Compassion, not sanctions, best response to workplace anger: Study

More supportive managers, co-workers promote positive change

When emotional outbursts, even intense ones, occur in the workplace, the best response is compassion, according to two professors in the United States.

More supportive responses by managers and co-workers after displays of deviant anger can promote positive change at work, as opposed to sanctioning or doing nothing, according to Deanna Geddes, chair of Fox School’s human resources management department at Temple University in Philadelphia.

“When companies choose to sanction organizational members expressing deviant anger, these actions may divert attention and resources from correcting the initial, anger-provoking event that triggered the employee’s emotional outburst,” said Geddes, co-author of the study along with Lisa Stickney, an assistant professor in management at the University of Baltimore.

In a study of 194 people who witnessed an incident of deviant anger at work, the researchers found no connection between firing an irate employee and solving underlying workplace problems.

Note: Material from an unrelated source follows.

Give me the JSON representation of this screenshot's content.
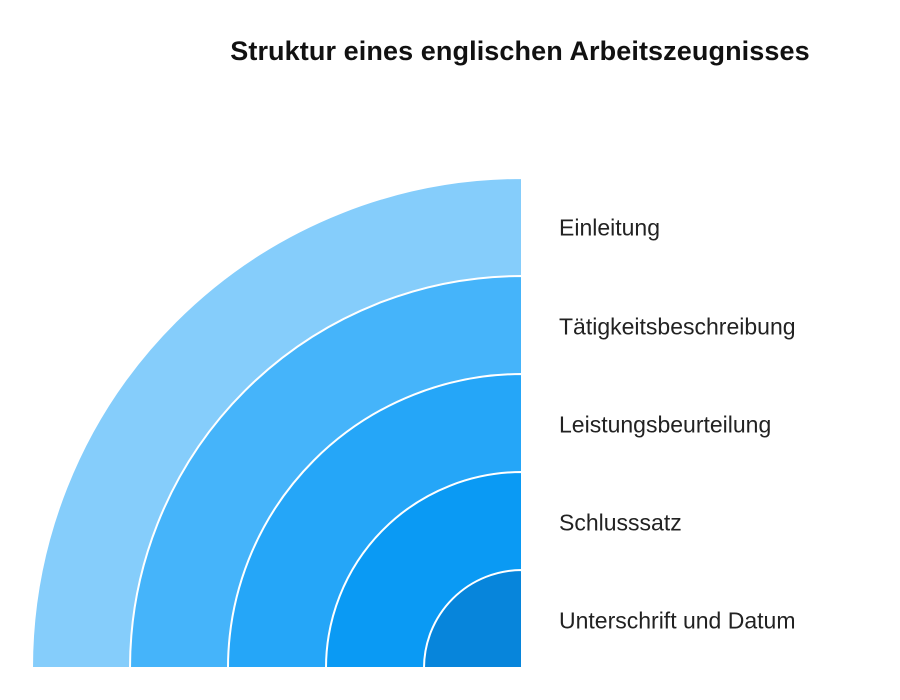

Even a single act of support by a manager or co-worker and the angered employee can improve workplace tension.

Managers who recognize their potential role in angering an employee may be motivated to respond more compassionately to help restore a favourable working relationship, said the authors of The trouble with sanctions: Organizational responses to deviant anger displays at work, which was published in the journal Human Relations.

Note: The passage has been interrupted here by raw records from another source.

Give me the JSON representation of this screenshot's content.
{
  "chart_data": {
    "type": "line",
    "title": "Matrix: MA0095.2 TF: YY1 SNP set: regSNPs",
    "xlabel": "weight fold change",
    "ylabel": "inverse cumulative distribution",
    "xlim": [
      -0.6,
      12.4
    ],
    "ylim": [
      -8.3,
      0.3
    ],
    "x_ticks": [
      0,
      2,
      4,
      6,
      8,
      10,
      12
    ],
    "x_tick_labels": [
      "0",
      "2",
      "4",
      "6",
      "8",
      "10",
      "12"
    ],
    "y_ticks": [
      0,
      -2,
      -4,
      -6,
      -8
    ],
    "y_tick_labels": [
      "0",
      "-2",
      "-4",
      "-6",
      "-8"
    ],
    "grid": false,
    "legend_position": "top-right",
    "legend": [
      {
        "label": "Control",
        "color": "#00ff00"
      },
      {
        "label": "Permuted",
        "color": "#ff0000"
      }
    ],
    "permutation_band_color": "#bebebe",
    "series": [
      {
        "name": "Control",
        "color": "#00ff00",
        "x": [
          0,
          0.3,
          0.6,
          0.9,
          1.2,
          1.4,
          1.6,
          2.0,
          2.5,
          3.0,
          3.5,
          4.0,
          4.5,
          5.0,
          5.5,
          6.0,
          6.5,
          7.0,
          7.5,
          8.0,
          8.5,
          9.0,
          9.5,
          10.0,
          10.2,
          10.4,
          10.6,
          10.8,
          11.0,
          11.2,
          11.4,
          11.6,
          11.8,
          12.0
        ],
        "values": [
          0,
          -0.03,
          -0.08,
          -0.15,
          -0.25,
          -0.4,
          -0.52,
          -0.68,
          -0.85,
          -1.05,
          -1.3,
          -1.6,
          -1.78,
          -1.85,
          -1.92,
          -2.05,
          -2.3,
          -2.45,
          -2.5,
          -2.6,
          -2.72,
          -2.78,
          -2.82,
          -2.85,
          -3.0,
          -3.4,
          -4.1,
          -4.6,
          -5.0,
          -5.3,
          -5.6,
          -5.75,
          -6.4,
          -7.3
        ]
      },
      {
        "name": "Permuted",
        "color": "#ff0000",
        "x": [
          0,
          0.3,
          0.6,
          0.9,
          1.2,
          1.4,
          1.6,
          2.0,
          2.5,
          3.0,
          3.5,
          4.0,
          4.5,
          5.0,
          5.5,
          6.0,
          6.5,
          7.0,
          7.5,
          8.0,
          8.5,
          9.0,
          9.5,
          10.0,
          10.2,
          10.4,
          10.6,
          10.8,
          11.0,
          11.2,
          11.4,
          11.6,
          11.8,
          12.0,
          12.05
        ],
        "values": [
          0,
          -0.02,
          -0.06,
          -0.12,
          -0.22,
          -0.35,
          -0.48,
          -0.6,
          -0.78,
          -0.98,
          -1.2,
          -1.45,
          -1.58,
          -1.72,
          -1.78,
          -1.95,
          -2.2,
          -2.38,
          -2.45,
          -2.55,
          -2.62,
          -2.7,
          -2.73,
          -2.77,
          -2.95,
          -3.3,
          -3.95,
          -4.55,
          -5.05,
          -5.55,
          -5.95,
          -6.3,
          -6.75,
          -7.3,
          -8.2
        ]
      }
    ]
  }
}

The findings stem from a “dual threshold model” of workplace anger expression, which distinguishes between suppressed and deviant anger and was created by Geddes and Ronda Callister, a professor in the department of management and human resources at Utah State University in Logan. They labelled the space between suppressed and deviant anger as the zone most likely to achieve positive change and distinguish between muted anger — complaints to co-workers and friends who lack the authority to resolve the situation — as the least productive way to prompt change.